This is basically the point I made in this post.
Opponents of this view base their arguments around being forced into something by an industry, but I think that's a weak cop out.
You're quite correct, you have no right to expect something from any company or industry.
If you are a regestered voter, tell your representatives what you want. If you are a citizen but not registered to vote, then move away to some backwater, third-world country where you belong. Or, of course, you could just get off of your lazy, excuse-finding a$$ and register.
And to be most effective use SNAIL-MAIL. Five letters with a return address from their home district get more attention from congressmen than 500 digital signatures from unknown locations on the internet, even if they SAY they are constituants. Slashdotting a website with 150,000 hits may be cool and all, but 150,000 leters to congress can actually make a difference.
___ I don't respond to Anonymous Cowards, and I Never Mod them UP.
sPh
IANAJ (I am not a journalist) but it would seem more important to have all the facts than to get that proverbial "first post". It doesn't matter if someone else breaks the story first, as long as you have the better/more complete information. That makes you (and Slashdot) look more professional and less knee-jerk.
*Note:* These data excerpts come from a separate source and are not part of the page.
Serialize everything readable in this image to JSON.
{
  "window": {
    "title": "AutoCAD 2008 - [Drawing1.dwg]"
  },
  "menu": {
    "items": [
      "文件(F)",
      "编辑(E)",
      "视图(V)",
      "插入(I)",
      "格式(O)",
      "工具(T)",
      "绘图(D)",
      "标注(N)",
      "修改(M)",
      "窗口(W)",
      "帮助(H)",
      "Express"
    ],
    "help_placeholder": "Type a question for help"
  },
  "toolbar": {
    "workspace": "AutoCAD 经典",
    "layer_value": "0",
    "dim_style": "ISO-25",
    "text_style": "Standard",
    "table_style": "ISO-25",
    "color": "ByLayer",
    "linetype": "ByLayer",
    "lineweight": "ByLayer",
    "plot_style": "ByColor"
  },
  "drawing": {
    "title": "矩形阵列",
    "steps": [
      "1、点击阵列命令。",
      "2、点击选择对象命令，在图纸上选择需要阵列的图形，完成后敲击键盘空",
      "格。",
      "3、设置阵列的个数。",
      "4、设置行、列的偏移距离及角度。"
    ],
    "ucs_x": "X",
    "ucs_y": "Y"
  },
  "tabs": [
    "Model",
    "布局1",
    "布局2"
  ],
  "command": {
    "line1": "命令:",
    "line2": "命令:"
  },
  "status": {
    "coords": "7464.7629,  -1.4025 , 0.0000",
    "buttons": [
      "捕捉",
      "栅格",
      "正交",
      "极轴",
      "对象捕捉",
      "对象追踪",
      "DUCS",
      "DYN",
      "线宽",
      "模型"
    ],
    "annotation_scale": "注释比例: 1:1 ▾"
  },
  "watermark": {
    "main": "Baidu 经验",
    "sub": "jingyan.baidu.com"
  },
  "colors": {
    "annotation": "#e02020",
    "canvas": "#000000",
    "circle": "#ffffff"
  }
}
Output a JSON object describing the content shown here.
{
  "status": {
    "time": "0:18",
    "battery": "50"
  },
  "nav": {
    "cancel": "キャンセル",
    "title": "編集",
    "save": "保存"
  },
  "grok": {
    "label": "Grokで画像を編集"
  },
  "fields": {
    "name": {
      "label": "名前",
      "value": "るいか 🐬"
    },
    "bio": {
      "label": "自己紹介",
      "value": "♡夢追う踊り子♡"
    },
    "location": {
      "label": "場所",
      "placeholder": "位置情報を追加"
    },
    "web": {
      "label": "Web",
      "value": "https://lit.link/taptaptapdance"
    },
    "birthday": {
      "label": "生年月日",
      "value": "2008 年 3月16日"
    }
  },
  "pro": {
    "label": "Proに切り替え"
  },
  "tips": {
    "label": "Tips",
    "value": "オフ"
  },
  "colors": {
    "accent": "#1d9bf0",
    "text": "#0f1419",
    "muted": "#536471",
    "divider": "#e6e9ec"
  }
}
"Ask not what your country can do for you." --John F. Kennedy
On the off chance that there'll be people reading the comments who didn't read the full text of the bill, it contains the following definition: "A 'digital work' is any literary (except a computer program), sound recording or musical work, or dramatic, motion picture or other audiovisual work, in whole or in part in a digital or other non-analog format."
See that "except a computer program" part?
Not that it matters -- Lofgren introduced the bill far enough before the election to claim she's a backer of your right to watch movies but too close to the end of the legislative session for anything to come of it.
Learn to spell: nickel, missile, lose, solely, amendment, speech, kernel, probably, ridiculous, deity, hierarchy, versus
From the text of the bill: a work in a digital or other non-analog format ...as opposed to non-digital, non-analog formats?
-JDF [We need a few geek congresscritters]
Why shouldn't companies slap whatever restrictions they want on their products?
There are really two reasons against this.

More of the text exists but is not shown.